Remember how your parents felt about desegregation? And how their parents objected to women’s suffrage? And their parents felt about indoor fire? This may seem different, but it isn’t. Gays are going to be fully accepted by society. You can either slow that process in a desperate attempt to keep the world safely the same, or you can help expedite that change and get to see what the future will be like.
Look, no one blames you. The reason you’re uncomfortable with same-sex marriage is simply that gays were closeted when you were under 45. A study done 10 years ago by Stanford neuroscientist and MacArthur Fellowship genius grant recipient Robert Sapolsky found that by middle age, people reject new things.
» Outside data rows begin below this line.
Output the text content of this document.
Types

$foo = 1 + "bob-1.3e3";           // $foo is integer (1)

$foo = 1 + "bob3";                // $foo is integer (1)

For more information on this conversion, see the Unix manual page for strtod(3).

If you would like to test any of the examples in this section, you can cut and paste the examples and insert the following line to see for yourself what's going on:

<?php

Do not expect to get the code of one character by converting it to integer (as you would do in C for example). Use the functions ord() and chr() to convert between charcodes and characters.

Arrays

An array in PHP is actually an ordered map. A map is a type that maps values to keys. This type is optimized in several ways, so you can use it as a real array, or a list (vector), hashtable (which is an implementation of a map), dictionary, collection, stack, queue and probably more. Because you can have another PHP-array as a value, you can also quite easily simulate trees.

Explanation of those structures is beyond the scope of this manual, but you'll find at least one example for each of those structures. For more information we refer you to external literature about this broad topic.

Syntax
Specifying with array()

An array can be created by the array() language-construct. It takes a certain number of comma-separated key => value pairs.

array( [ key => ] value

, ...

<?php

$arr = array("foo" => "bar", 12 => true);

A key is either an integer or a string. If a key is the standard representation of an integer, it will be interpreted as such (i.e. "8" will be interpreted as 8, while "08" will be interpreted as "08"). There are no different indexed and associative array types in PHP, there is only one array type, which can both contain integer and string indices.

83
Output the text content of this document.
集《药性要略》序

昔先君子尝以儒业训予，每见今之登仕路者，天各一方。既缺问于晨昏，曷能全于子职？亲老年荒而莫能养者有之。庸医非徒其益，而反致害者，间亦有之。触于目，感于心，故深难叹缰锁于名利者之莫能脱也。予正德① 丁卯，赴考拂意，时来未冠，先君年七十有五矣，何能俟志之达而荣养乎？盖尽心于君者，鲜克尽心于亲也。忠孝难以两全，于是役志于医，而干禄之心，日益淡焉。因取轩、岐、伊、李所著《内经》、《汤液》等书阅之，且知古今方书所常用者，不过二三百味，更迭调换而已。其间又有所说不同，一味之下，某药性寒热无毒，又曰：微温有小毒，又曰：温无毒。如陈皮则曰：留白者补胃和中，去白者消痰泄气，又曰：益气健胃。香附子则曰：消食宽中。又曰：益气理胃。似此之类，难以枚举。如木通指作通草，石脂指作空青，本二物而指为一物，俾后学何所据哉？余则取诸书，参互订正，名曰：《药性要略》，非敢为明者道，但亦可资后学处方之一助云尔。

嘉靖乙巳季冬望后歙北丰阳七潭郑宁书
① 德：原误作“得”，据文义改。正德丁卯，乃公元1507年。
He found that if a new genre of music emerges after you’re 35 -- like rap -- the odds are greater than 95% that you’re going to hate it. Or, if you were a non-Asian Midwesterner who was over 39 when sushi came to your town, there’s less than a 5% chance you now frequent sushi bars. In my study, based solely on my father, by age 68 the odds are close to 100% that you’ll respond to every e-mail with a phone call.
I already can relate to your desire for stability: I hate blogs and reality TV because they require me to change my comfortable career and learn just how complicated Denise Richards’ life is. (Dogs and pet pigs? How does she keep it together?) And I fully expect that in my dotage, my grandkids will tell me to stop my carnivorous animal-killing ways and to recycle my own urine. And I won’t like it, but I hope I still feel alive enough to exchange comfort for excitement.
So I’m asking you to vote against all your wisdom and experience. I’m asking you to trust that the history of social change is full of uncomfortable lurches toward improvement through inclusion and equality. I’m asking you, at least while you’re in the voting booth in November for those five minutes -- or in some of your cases, 10 to 15 minutes with the help of a volunteer -- to pretend you’re cool with gays.
Also, you should know that rap isn’t that bad. In fact, I’ve posted a list of songs at latimes.com/rapforgrandma called “Rap for Grandma.” You can listen to them with the help of your grandson. You know, the one whose girlfriend you for some reason never get to meet.